Until recently only women from the servant tribes were allowed to play the tinde; now, any woman may play it. The percussive sounds of the tinde and the soloist’s song are generally accompanied by a female chorus and by hand-clapping on the off-beat. These voices and instruments are joined by the electric guitar and the tehardent, a three stringed lute that resembles instruments used by other Africans. The tehardent—the ancestor of the banjo—consists of a canoe-shaped wooden resonance chamber covered with a goatskin. A neck supports three strings that were once horsehair but are now synthetic. The tehardent is only allowed to be played by men.

The men and women of Tartit come from the Timbuktu and Goundam region of the Niger River basin in Northern Mali. The Kel Tamashek have lived in the vast Sahara and the Sahel for millennia. They are related to the great Amazigh (Berber) community that dominated Northern Africa until the arrival of the Arab conquerors in the seventh century. The Kel Tamashek alone have preserved the use of the ancient rifinagh alphabet that was once employed by all the Amazigh peoples. As a result, the different Amazigh peoples can once again transcribe their language.

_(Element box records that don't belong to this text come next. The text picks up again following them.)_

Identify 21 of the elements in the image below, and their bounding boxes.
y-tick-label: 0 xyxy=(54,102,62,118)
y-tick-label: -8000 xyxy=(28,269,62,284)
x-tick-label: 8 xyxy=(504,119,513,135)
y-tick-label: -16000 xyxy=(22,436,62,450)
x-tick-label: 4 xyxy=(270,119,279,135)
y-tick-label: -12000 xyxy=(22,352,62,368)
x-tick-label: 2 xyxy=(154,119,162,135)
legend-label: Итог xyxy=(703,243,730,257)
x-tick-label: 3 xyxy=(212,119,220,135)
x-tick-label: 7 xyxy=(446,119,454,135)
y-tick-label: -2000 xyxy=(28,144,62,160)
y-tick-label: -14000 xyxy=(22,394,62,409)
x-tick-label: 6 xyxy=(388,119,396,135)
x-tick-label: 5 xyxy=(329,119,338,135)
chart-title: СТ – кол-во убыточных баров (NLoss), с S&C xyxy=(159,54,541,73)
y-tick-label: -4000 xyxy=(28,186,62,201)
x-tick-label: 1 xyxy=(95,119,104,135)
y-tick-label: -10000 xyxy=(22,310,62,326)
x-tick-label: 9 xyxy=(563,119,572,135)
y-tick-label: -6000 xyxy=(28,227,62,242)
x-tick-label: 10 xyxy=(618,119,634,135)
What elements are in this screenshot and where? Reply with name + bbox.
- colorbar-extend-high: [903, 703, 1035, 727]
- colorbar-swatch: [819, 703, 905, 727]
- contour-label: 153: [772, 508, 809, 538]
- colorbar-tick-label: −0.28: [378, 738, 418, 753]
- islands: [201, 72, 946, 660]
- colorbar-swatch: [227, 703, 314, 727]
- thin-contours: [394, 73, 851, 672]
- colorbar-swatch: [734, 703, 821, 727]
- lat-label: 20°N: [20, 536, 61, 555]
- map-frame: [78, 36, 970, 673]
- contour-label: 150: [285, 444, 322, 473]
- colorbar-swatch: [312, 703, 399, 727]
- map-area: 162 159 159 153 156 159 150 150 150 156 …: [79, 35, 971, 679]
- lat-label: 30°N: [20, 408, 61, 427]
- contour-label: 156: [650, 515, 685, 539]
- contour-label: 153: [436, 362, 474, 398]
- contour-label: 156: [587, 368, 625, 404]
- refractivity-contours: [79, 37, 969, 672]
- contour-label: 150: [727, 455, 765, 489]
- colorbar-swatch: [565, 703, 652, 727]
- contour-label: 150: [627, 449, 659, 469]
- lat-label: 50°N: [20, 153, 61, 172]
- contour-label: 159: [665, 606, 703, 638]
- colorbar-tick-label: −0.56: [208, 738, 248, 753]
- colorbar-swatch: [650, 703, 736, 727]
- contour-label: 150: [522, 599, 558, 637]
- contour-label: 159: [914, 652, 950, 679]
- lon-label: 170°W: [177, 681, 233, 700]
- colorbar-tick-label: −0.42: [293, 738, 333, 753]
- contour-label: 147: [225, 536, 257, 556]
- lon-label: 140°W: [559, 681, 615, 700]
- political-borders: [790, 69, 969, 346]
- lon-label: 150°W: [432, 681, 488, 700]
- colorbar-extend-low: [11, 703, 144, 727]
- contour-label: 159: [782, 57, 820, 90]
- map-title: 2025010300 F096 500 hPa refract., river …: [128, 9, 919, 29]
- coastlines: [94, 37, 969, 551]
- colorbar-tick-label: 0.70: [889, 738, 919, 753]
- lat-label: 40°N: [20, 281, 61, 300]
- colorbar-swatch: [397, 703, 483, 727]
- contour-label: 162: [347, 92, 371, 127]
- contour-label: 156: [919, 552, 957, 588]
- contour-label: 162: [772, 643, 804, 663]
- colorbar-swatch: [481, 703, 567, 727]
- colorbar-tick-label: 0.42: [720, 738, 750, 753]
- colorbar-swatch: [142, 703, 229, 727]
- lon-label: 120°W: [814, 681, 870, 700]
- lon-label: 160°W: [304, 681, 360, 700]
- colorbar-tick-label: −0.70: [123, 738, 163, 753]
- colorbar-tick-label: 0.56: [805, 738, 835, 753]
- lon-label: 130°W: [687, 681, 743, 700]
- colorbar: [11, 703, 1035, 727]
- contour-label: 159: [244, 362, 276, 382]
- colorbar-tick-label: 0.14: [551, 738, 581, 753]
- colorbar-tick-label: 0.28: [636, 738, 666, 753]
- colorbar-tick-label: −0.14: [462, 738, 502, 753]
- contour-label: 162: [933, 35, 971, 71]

Political strife led to the formation of Tartit. In the 1960s, Kel Tamashek society was divided into five new states: Algeria, Libya, Niger, Mali, and Upper Volta (now Burkina Faso). The Kel Tamashek were deprived of their traditional economic bases, circumscribed by new frontiers, oppressed and bullied by neighbors to the north and south, and racked by terrible droughts. The Kel Tamashek rebelled, once in 1963 and again in 1991. They seemed condemned to a slow decline and irreversible settling process. Their nomadic way of life became a pathway into exile. They fled and took shelter in camps in Mauritania, Algeria, and Burkina Faso, where their survival was dependent on international aid. Events took an even more tragic turn in 1994, when the Malian army encouraged militias to exterminate all whites, Kel Tamashek, and Moors. Today peace reigns once more, and the Kel Tamashek movements have laid down their arms and been integrated with the Malian army and administration.

Many Kel Tamashek fled the repression of the Malian army to various refugee camps. It was in these refugee camps where Tartit was formed. The word Tartit means union; it symbolizes the link that exists among these musicians, and because these musicians represent different confederations that make up the Kel Tamashek society.

The women of Tartit formed a U.N.-recognized association dedicated to preserving and raising awareness of their music and culture, and developing educational opportunities for children and economic opportunities for the women.

This spring’s tour of Tartit offers a rare window into their fascinating and beautiful music and culture.